John Paul II asserted that "if the European Union were to move to the point of adopting a formal constitution, it would have to choose the kind of system which it finds more suitable. ... The Church stresses, however, that all systems must have as their objective the service of the common good. Moreover, every system must resist the temptation to remain selfishly closed within itself."

He went on to say that it was "a source of deep satisfaction for me to see that the fruitful principle of subsidiarity is increasingly invoked." Calling subsidiarity "a pillar of the Church's social teaching," he explained that "it is an invitation to distribute responsibility at the various levels ... so that only those responsibilities which the lower levels are unable to exercise for the sake of the common good are transferred to the higher levels."
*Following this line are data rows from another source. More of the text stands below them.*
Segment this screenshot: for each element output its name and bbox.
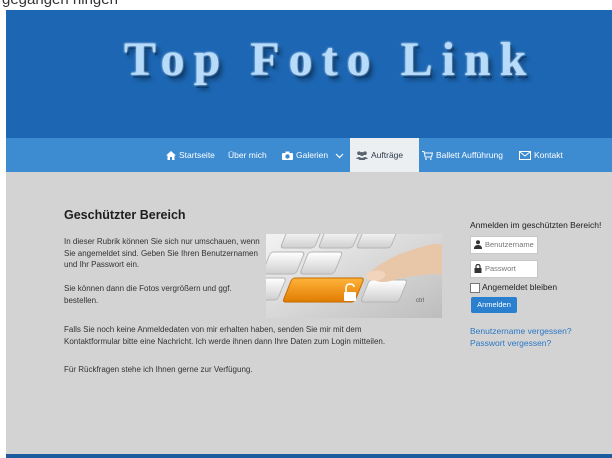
chevron-down-icon — [335, 153, 343, 159]
username-field[interactable] — [470, 236, 538, 254]
nav-item-ballett[interactable]: Ballett Aufführung — [422, 138, 503, 172]
password-field[interactable] — [470, 260, 538, 278]
remember-checkbox[interactable] — [470, 282, 480, 293]
nav-label: Kontakt — [534, 150, 563, 160]
nav-item-kontakt[interactable]: Kontakt — [519, 138, 563, 172]
page-title: Geschützter Bereich — [64, 208, 186, 222]
contact-paragraph: Falls Sie noch keine Anmeldedaten von mi… — [64, 325, 386, 346]
remember-label: Angemeldet bleiben — [482, 282, 558, 292]
footer-bar — [6, 454, 612, 458]
keyboard-illustration: ctrl — [266, 234, 442, 318]
main-nav: Startseite Über mich Galerien Aufträge B… — [6, 138, 612, 172]
nav-item-galerien[interactable]: Galerien — [282, 138, 347, 172]
questions-paragraph: Für Rückfragen stehe ich Ihnen gerne zur… — [64, 365, 253, 374]
forgot-username-link[interactable]: Benutzername vergessen? — [470, 326, 572, 336]
nav-item-startseite[interactable]: Startseite — [166, 138, 215, 172]
camera-icon — [282, 151, 293, 161]
ctrl-key-label: ctrl — [416, 298, 424, 304]
password-input[interactable] — [485, 263, 535, 274]
cart-icon — [422, 151, 433, 161]
nav-label: Galerien — [296, 150, 329, 160]
nav-label: Ballett Aufführung — [436, 150, 503, 160]
nav-label: Über mich — [228, 150, 267, 160]
nav-item-auftraege[interactable]: Aufträge — [350, 138, 419, 172]
users-icon — [356, 151, 368, 161]
forgot-password-link[interactable]: Passwort vergessen? — [470, 338, 551, 348]
username-input[interactable] — [485, 239, 535, 250]
home-icon — [166, 151, 176, 161]
user-icon — [474, 240, 482, 249]
keyboard-unlock-image: ctrl — [266, 234, 442, 318]
intro-paragraph: In dieser Rubrik können Sie sich nur ums… — [64, 237, 260, 269]
nav-label: Startseite — [179, 150, 215, 160]
nav-label: Aufträge — [371, 150, 404, 160]
mail-icon — [519, 151, 531, 161]
lock-icon — [474, 264, 482, 273]
order-paragraph: Sie können dann die Fotos vergrößern und… — [64, 284, 232, 305]
browser-page: Top Foto Link Startseite Über mich Galer… — [6, 10, 612, 458]
top-cut-text: gegangen hingen — [0, 0, 612, 10]
site-logo[interactable]: Top Foto Link — [124, 32, 535, 87]
login-title: Anmelden im geschützten Bereich! — [470, 220, 602, 230]
nav-item-ueber-mich[interactable]: Über mich — [228, 138, 267, 172]
login-button[interactable]: Anmelden — [471, 297, 517, 313]
site-header: Top Foto Link — [6, 10, 612, 138]
remember-me[interactable]: Angemeldet bleiben — [470, 282, 557, 293]
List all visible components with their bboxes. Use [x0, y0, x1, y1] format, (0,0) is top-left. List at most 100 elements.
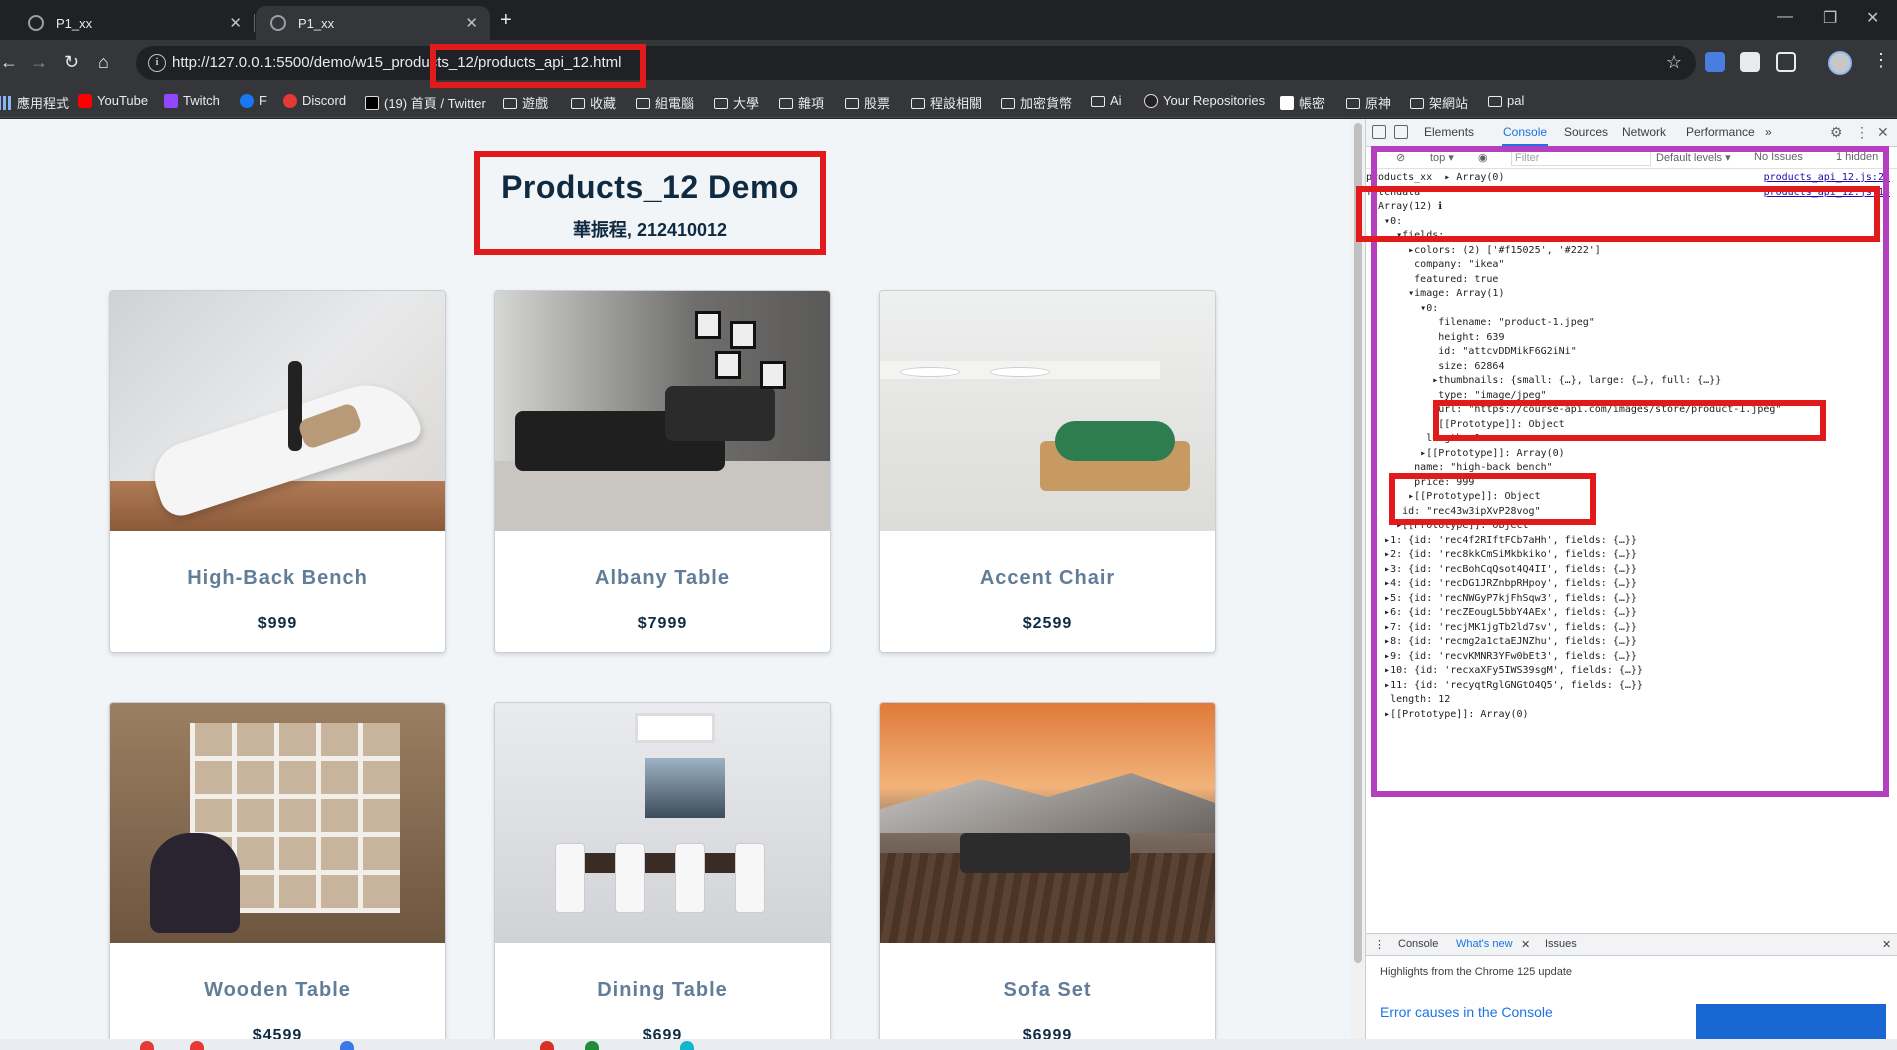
browser-tab[interactable]: P1_xx ✕	[14, 6, 254, 40]
twitch-icon	[164, 93, 178, 108]
drawer-tab-issues[interactable]: Issues	[1545, 938, 1577, 950]
taskbar-app-icon[interactable]	[680, 1041, 694, 1050]
folder-icon	[636, 98, 650, 109]
more-menu-icon[interactable]: ⋮	[1872, 50, 1890, 71]
page-scrollbar[interactable]	[1351, 119, 1365, 1039]
bookmark-youtube[interactable]: YouTube	[78, 93, 148, 108]
taskbar-app-icon[interactable]	[140, 1041, 154, 1050]
bookmark-folder[interactable]: 雜項	[779, 93, 824, 112]
new-tab-button[interactable]: +	[500, 9, 512, 32]
bookmark-folder[interactable]: 加密貨幣	[1001, 93, 1072, 112]
bookmark-folder[interactable]: 股票	[845, 93, 890, 112]
inspect-element-icon[interactable]	[1372, 125, 1386, 139]
bookmark-notion[interactable]: 帳密	[1280, 93, 1325, 112]
whats-new-link[interactable]: Error causes in the Console	[1380, 1004, 1553, 1020]
folder-icon	[911, 98, 925, 109]
annotation-url-field-highlight	[1433, 400, 1826, 441]
bookmark-folder[interactable]: 大學	[714, 93, 759, 112]
site-info-icon[interactable]: i	[148, 54, 166, 72]
taskbar-app-icon[interactable]	[190, 1041, 204, 1050]
bookmark-folder[interactable]: 程設相關	[911, 93, 982, 112]
drawer-tabbar: ⋮ Console What's new ✕ Issues ✕	[1366, 934, 1897, 956]
close-devtools-icon[interactable]: ✕	[1877, 124, 1889, 141]
folder-icon	[571, 98, 585, 109]
address-bar[interactable]: i http://127.0.0.1:5500/demo/w15_product…	[136, 46, 1696, 80]
product-name: Dining Table	[597, 979, 728, 1001]
tab-network[interactable]: Network	[1622, 125, 1666, 139]
tab-performance[interactable]: Performance	[1686, 125, 1755, 139]
bookmark-folder[interactable]: 收藏	[571, 93, 616, 112]
product-name: Sofa Set	[1003, 979, 1092, 1001]
folder-icon	[1488, 96, 1502, 107]
forward-icon[interactable]: →	[30, 51, 48, 73]
restore-icon[interactable]: ❐	[1823, 8, 1837, 28]
product-price: $999	[257, 615, 298, 632]
product-card[interactable]: Wooden Table $4599	[109, 702, 446, 1039]
bookmark-folder[interactable]: 組電腦	[636, 93, 694, 112]
back-icon[interactable]: ←	[0, 51, 18, 73]
extension-icon[interactable]	[1740, 52, 1760, 72]
devtools-drawer: ⋮ Console What's new ✕ Issues ✕ Highligh…	[1366, 933, 1897, 1040]
close-icon[interactable]: ✕	[1521, 938, 1530, 951]
translate-icon[interactable]	[1705, 52, 1725, 72]
settings-gear-icon[interactable]: ⚙	[1830, 124, 1843, 141]
bookmark-folder[interactable]: 遊戲	[503, 93, 548, 112]
more-tabs-icon[interactable]: »	[1765, 125, 1772, 139]
tab-sources[interactable]: Sources	[1564, 125, 1608, 139]
devtools-tabbar: Elements Console Sources Network Perform…	[1366, 119, 1897, 147]
folder-icon	[845, 98, 859, 109]
folder-icon	[714, 98, 728, 109]
annotation-console-highlight	[1371, 146, 1889, 797]
close-window-icon[interactable]: ✕	[1866, 8, 1879, 28]
bookmark-folder[interactable]: 原神	[1346, 93, 1391, 112]
bookmark-discord[interactable]: Discord	[283, 93, 346, 108]
bookmark-folder[interactable]: Ai	[1091, 93, 1122, 108]
bookmark-apps[interactable]: 應用程式	[0, 93, 69, 112]
product-card[interactable]: Sofa Set $6999	[879, 702, 1216, 1039]
drawer-tab-console[interactable]: Console	[1398, 938, 1438, 950]
extensions-puzzle-icon[interactable]	[1776, 52, 1796, 72]
youtube-icon	[78, 93, 92, 108]
drawer-menu-icon[interactable]: ⋮	[1374, 938, 1385, 951]
device-toolbar-icon[interactable]	[1394, 125, 1408, 139]
page-viewport: Products_12 Demo 華振程, 212410012 High-Bac…	[0, 119, 1351, 1039]
product-card[interactable]: Accent Chair $2599	[879, 290, 1216, 653]
bookmark-twitter[interactable]: (19) 首頁 / Twitter	[365, 93, 486, 112]
close-drawer-icon[interactable]: ✕	[1882, 938, 1891, 951]
taskbar-app-icon[interactable]	[340, 1041, 354, 1050]
os-taskbar	[0, 1039, 1897, 1050]
scrollbar-thumb[interactable]	[1354, 123, 1362, 963]
bookmarks-bar: 應用程式 YouTube Twitch F Discord (19) 首頁 / …	[0, 86, 1897, 118]
close-icon[interactable]: ✕	[465, 14, 478, 32]
devtools-menu-icon[interactable]: ⋮	[1855, 124, 1869, 141]
product-card[interactable]: High-Back Bench $999	[109, 290, 446, 653]
drawer-tab-whats-new[interactable]: What's new	[1456, 938, 1513, 950]
product-price: $7999	[637, 615, 688, 632]
close-icon[interactable]: ✕	[229, 14, 242, 32]
product-card[interactable]: Dining Table $699	[494, 702, 831, 1039]
product-price: $2599	[1022, 615, 1073, 632]
product-price: $4599	[252, 1027, 303, 1039]
bookmark-facebook[interactable]: F	[240, 93, 267, 108]
home-icon[interactable]: ⌂	[98, 51, 109, 73]
tab-strip: P1_xx ✕ P1_xx ✕ + — ❐ ✕	[0, 0, 1897, 40]
taskbar-app-icon[interactable]	[585, 1041, 599, 1050]
tab-elements[interactable]: Elements	[1424, 125, 1474, 139]
product-image	[110, 291, 445, 531]
bookmark-folder[interactable]: pal	[1488, 93, 1524, 108]
profile-avatar[interactable]	[1828, 51, 1852, 75]
taskbar-app-icon[interactable]	[540, 1041, 554, 1050]
bookmark-github[interactable]: Your Repositories	[1144, 93, 1265, 108]
minimize-icon[interactable]: —	[1777, 8, 1793, 26]
product-card[interactable]: Albany Table $7999	[494, 290, 831, 653]
bookmark-folder[interactable]: 架網站	[1410, 93, 1468, 112]
reload-icon[interactable]: ↻	[64, 51, 79, 73]
product-image	[495, 291, 830, 531]
bookmark-twitch[interactable]: Twitch	[164, 93, 220, 108]
folder-icon	[1091, 96, 1105, 107]
browser-tab-active[interactable]: P1_xx ✕	[256, 6, 490, 40]
globe-icon	[28, 15, 44, 31]
bookmark-star-icon[interactable]: ☆	[1666, 52, 1682, 73]
apps-grid-icon	[0, 95, 12, 110]
tab-console[interactable]: Console	[1503, 125, 1547, 139]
"The protection of human rights is one of the imperative requirements of the common good," Pope John Paul underscored in closing remarks. He also noted that "the European Union is engaged in the difficult task of composing a 'Charter of Fundamental Rights'." Referring to past conventions and charters concerning human rights, he stated that such declarations mark an "inviolable area which society regards as not being subject to interference from the play of human power. Further still, it is recognized that power exists in order to protect this area, the focus of which is the human person."